Bütün bunları göz önüne aldığımız zaman, Kutsal Kitap’ı sadece bir antoloji olarak göremeyiz; her bir parçasını birbirine bağlayan bir birlik mevcuttur. Antolojiler, antolojistler tarafından bir araya getirilirler, ancak hiçbir antolojist Kutsal Kitap’ı bir araya getirmemiştir. (Bruce, BP, 89)
Kutsal Kitap’ın içindeki kitaplar ile Batı klâsiklerinin derlendiği Batı Dünyasının Büyük Kitapları adlı çalışmayı karşılaştırın. Büyük Kitaplar; 100 yazarın yaklaşık yirmi beş asırlık bir periyot içindeki 450’den fazla çalışmaları arasındaki seçmelerden oluşmaktadır. Buradaki bazı isimlere bakarsak; Homer, Eflâtun, Aristo, Plotinus, Augustinus, Aquinas, Dante, Hobbes, Spinoza, Calvin, Rousseau, Shakspeare, Hume, Kant, Darvin, Tolstoy, Whitehead ve Joyce’u görürüz. Bu şahısların hepsi geleneksel Batı ideolojisinin bir parçaları olsalar bile, hemen hemen her konuda inanılmaz farklı görüşler sergilemektedirler. Bakış açılarında benzerlikler yakaladığınız durumlarda bile, birçok çelişki ve uyuşmazlık içeren durumlar ve perspektifler içermektedirler. Aslında, çoğu kez eleştiri yapmayı bir tarafa bırakmışlar ve kendilerinden öncekiler tarafından sunulan temel fikirleri çürütmeye çalışmışlardır.
Bir gün, Batı Dünyasının Büyük Kitaplarının bir temsilcisi, bu kitap serisinin pazarlama ağına yeni satıcı üyeleri bulabilme niyetiyle evime geldi. Bu seriyi tanıtıcı grafikler gösterip, eşimle ve benimle bu konu hakkında beş dakika kadar konuştu. Arkasından, bir buçuk saat boyunca, bu kişiyle tüm zamanların en yüce kitabı olan Kutsal Kitap hakkında konuştuk.

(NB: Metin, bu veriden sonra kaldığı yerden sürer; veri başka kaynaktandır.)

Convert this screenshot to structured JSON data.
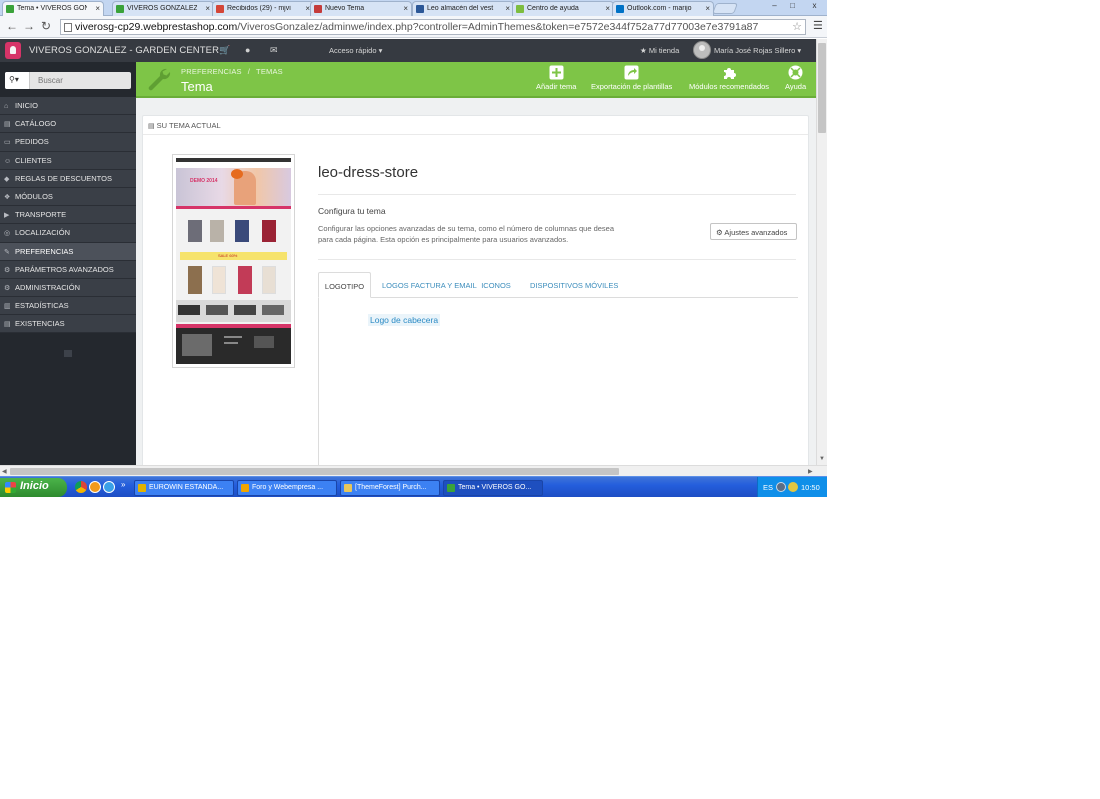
{
  "browser": {
    "tabs": [
      {
        "label": "Tema • VIVEROS GONZ",
        "color": "#3aa23a",
        "active": true
      },
      {
        "label": "VIVEROS GONZALEZ",
        "color": "#3aa23a",
        "active": false
      },
      {
        "label": "Recibidos (29) - mjvi",
        "color": "#d44638",
        "active": false
      },
      {
        "label": "Nuevo Tema",
        "color": "#c43b3b",
        "active": false
      },
      {
        "label": "Leo almacén del vest",
        "color": "#2b5797",
        "active": false
      },
      {
        "label": "Centro de ayuda",
        "color": "#7dbd3f",
        "active": false
      },
      {
        "label": "Outlook.com - marijo",
        "color": "#0072c6",
        "active": false
      }
    ],
    "url_host": "viverosg-cp29.webprestashop.com",
    "url_path": "/ViverosGonzalez/adminwe/index.php?controller=AdminThemes&token=e7572e344f752a77d77003e7e3791a87",
    "window_buttons": {
      "minimize": "–",
      "restore": "□",
      "close": "x"
    }
  },
  "topbar": {
    "shop_name": "VIVEROS GONZALEZ - GARDEN CENTER",
    "quick_access": "Acceso rápido",
    "my_shop": "Mi tienda",
    "user_name": "María José Rojas Sillero"
  },
  "sidebar": {
    "search_placeholder": "Buscar",
    "items": [
      {
        "label": "INICIO",
        "icon": "⌂"
      },
      {
        "label": "CATÁLOGO",
        "icon": "▤"
      },
      {
        "label": "PEDIDOS",
        "icon": "▭"
      },
      {
        "label": "CLIENTES",
        "icon": "☺"
      },
      {
        "label": "REGLAS DE DESCUENTOS",
        "icon": "◆"
      },
      {
        "label": "MÓDULOS",
        "icon": "❖"
      },
      {
        "label": "TRANSPORTE",
        "icon": "▶"
      },
      {
        "label": "LOCALIZACIÓN",
        "icon": "◎"
      },
      {
        "label": "PREFERENCIAS",
        "icon": "✎",
        "active": true
      },
      {
        "label": "PARÁMETROS AVANZADOS",
        "icon": "⚙"
      },
      {
        "label": "ADMINISTRACIÓN",
        "icon": "⚙"
      },
      {
        "label": "ESTADÍSTICAS",
        "icon": "▥"
      },
      {
        "label": "EXISTENCIAS",
        "icon": "▤"
      }
    ]
  },
  "pagehead": {
    "breadcrumb": [
      "PREFERENCIAS",
      "TEMAS"
    ],
    "title": "Tema",
    "toolbar": [
      {
        "label": "Añadir tema",
        "icon": "add-icon"
      },
      {
        "label": "Exportación de plantillas",
        "icon": "export-icon"
      },
      {
        "label": "Módulos recomendados",
        "icon": "puzzle-icon"
      },
      {
        "label": "Ayuda",
        "icon": "lifebuoy-icon"
      }
    ]
  },
  "panel": {
    "heading": "SU TEMA ACTUAL",
    "theme_name": "leo-dress-store",
    "configure_title": "Configura tu tema",
    "configure_desc": "Configurar las opciones avanzadas de su tema, como el número de columnas que desea para cada página. Esta opción es principalmente para usuarios avanzados.",
    "advanced_button": "Ajustes avanzados",
    "tabs": [
      "LOGOTIPO",
      "LOGOS FACTURA Y EMAIL",
      "ICONOS",
      "DISPOSITIVOS MÓVILES"
    ],
    "header_logo_label": "Logo de cabecera",
    "thumb_banner": "DEMO 2014",
    "thumb_sale": "SALE 60%"
  },
  "taskbar": {
    "start": "Inicio",
    "tasks": [
      {
        "label": "EUROWIN ESTANDA...",
        "color": "#e2b200"
      },
      {
        "label": "Foro y  Webempresa ...",
        "color": "#f0a500"
      },
      {
        "label": "[ThemeForest] Purch...",
        "color": "#e8c65a"
      },
      {
        "label": "Tema • VIVEROS GO...",
        "color": "#3aa23a",
        "active": true
      }
    ],
    "lang": "ES",
    "clock": "10:50"
  },
  "colors": {
    "green": "#7ec547",
    "dark": "#363a41",
    "link": "#3c8dbc"
  }
}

Bu temsilciye; Büyük Kitaplar serisinden, hayatın aynı yollarından geçmiş, aynı jenerasyondan, aynı yerden, aynı zamandan, aynı ruh halinden, aynı kıtadan, aynı dilden ve aynı tartışmaya açık bir konuyu işlemiş olan, sadece on adet yazar seçmesi konusunda meydan okudum. Arkasından kendisine şu soruyu sordum: “Bu yazarlar birbirleriyle hemfikir miydiler?”
Bir an durakladı ve cevap verdi: “Hayır.”
“O zaman bana sunduğun şey nedir?” diyerek haykırdım.
Hiç vakit kaybetmeden cevabını verdi, “Birbirikim.”
İki gün sonra hayatını İsa’ya adadı.
Yukarıda gösterilen Kutsal Kitap’ın eşsizlikleri, onun bir esin ürünü olduğunu ispat etmemektedir. Ancak, devamlılığı bazında onun eşsiz vasfını ciddi bir şekilde göz önünde bulunduran ve gerçeği arayan kişilere meydan okuyan bir yapısı vardır. Büyük Kitaplar temsilcisi bu adımı attı ve bu süreç sonunda Kutsal Kitap’ın Kurtarıcısını keşfetti.